ShopBot Launches Kickstarter for the Handibot™ Smart Power Tool
by MichaelBerliner • June 27, 2013 • 3D Cutter, Handibot Power Tool, shopbot, The Digital Fab Revolution
ShopBot Tools, Inc., today (June 27, 2013) launches a Kickstarter crowdfunding campaign (handibot.com/fund) to support development and distribution of its latest hardware innovation, the Handibot™ smart power tool. This 30-day campaign hopes to raise $125,000, and one of the main rewards for contributors is to get a first-run Handibot Smart Digital Power Tool six weeks after the close of the campaign.
The Handibot™ Smart Power Tool won an Editor’s Choice award in May when it was introduced at MAKE Magazine’s Hardware Innovation Workshop. It is a portable robotic power tool designed to enhance creativity and productivity at construction and remodeling jobsites, in rapid prototyping, and in countless DIY projects. The Handibot tool features an App-Driven, one-button “Start;” it can be run from a smartphone or tablet, as well as from PC’s. If you’ve heard of 3D printers, then think of the Handibot as a ‘3D Cutter’ — you can use the Handibot to cut, drill, and carve in wood, plastic, and aluminum with computer-controlled precision. To see video of the tool at work, visit www.handibot.com.
ShopBot President Ted Hall explained, “The Handibot tool delivers precision cutting, drilling, machining, and carving. That’s because full-up CNC (computer-numerically-controlled) technology is operating ‘behind the scenes.’ The Handibot tool features uncompromised components for open development and expansion of functionality (6-axis control, I/O, power, configurability).” ShopBot developer David Bryan emphasized, “CNC tools are not usually thought of as job-site friendly. With traditional industrial CNC, you have to take your
material to the CNC tool. With the Handibot, you can bring the tool to the material, wherever you need to work.”

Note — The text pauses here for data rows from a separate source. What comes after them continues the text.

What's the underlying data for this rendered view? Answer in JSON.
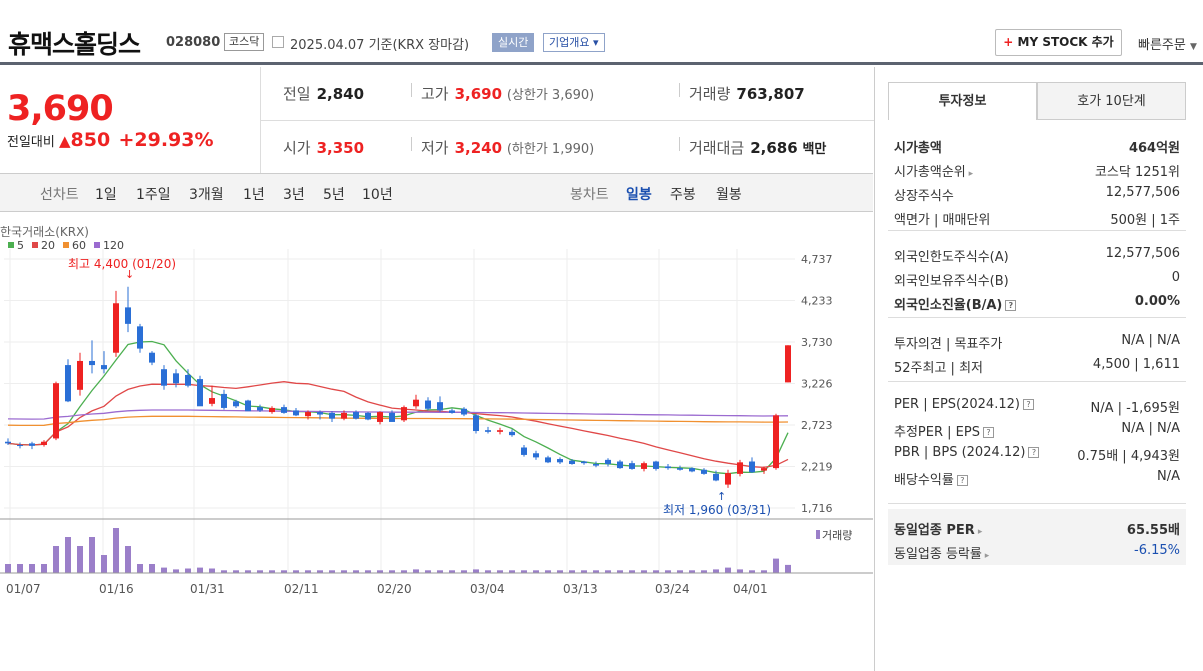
{
  "header": {
    "company": "휴맥스홀딩스",
    "code": "028080",
    "market_badge": "코스닥",
    "date_text": "2025.04.07 기준(KRX 장마감)",
    "realtime_btn": "실시간",
    "overview_btn": "기업개요",
    "mystock_btn": "MY STOCK 추가",
    "quick_order": "빠른주문"
  },
  "quote": {
    "price": "3,690",
    "change_label": "전일대비",
    "change": "850",
    "change_pct": "+29.93%",
    "prev_label": "전일",
    "prev": "2,840",
    "high_label": "고가",
    "high": "3,690",
    "upper_limit": "(상한가 3,690)",
    "volume_label": "거래량",
    "volume": "763,807",
    "open_label": "시가",
    "open": "3,350",
    "low_label": "저가",
    "low": "3,240",
    "lower_limit": "(하한가 1,990)",
    "amount_label": "거래대금",
    "amount": "2,686",
    "amount_unit": "백만"
  },
  "period_tabs": {
    "line_label": "선차트",
    "items": [
      "1일",
      "1주일",
      "3개월",
      "1년",
      "3년",
      "5년",
      "10년"
    ],
    "candle_label": "봉차트",
    "candle_items": [
      "일봉",
      "주봉",
      "월봉"
    ],
    "selected_candle": "일봉"
  },
  "chart_data": {
    "type": "candlestick",
    "source": "한국거래소(KRX)",
    "ma_legend": [
      {
        "name": "5",
        "color": "#4caf50"
      },
      {
        "name": "20",
        "color": "#e04848"
      },
      {
        "name": "60",
        "color": "#f09030"
      },
      {
        "name": "120",
        "color": "#9b6bd0"
      }
    ],
    "high_annot": "최고 4,400 (01/20)",
    "low_annot": "최저 1,960 (03/31)",
    "volume_label": "거래량",
    "y_ticks": [
      "4,737",
      "4,233",
      "3,730",
      "3,226",
      "2,723",
      "2,219",
      "1,716"
    ],
    "x_ticks": [
      "01/07",
      "01/16",
      "01/31",
      "02/11",
      "02/20",
      "03/04",
      "03/13",
      "03/24",
      "04/01"
    ],
    "ylim": [
      1716,
      4737
    ]
  },
  "sidebar": {
    "tab_info": "투자정보",
    "tab_hoga": "호가 10단계",
    "rows": [
      [
        "시가총액",
        "464억원"
      ],
      [
        "시가총액순위",
        "코스닥 1251위"
      ],
      [
        "상장주식수",
        "12,577,506"
      ],
      [
        "액면가 | 매매단위",
        "500원 | 1주"
      ],
      [
        "외국인한도주식수(A)",
        "12,577,506"
      ],
      [
        "외국인보유주식수(B)",
        "0"
      ],
      [
        "외국인소진율(B/A)",
        "0.00%"
      ],
      [
        "투자의견 | 목표주가",
        "N/A | N/A"
      ],
      [
        "52주최고 | 최저",
        "4,500 | 1,611"
      ],
      [
        "PER | EPS(2024.12)",
        "N/A | -1,695원"
      ],
      [
        "추정PER | EPS",
        "N/A | N/A"
      ],
      [
        "PBR | BPS (2024.12)",
        "0.75배 | 4,943원"
      ],
      [
        "배당수익률",
        "N/A"
      ],
      [
        "동일업종 PER",
        "65.55배"
      ],
      [
        "동일업종 등락률",
        "-6.15%"
      ]
    ]
  }
}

The Kickstarter campaign will fund an initial production run of Handibot power tools by ShopBot, and also enable development of a web-based eco-system where anyone with ideas for apps can collaborate with app developers in an open source software and hardware environment. “One company can’t possibly come up with all the interesting job apps that can be put to work with a Handibot tool,” Ted Hall explains. “So we look to the crowd to think of apps for the tool and work together in developing them.” See the campaign at handibot.com/fund.
What would YOU do with a Handibot power tool??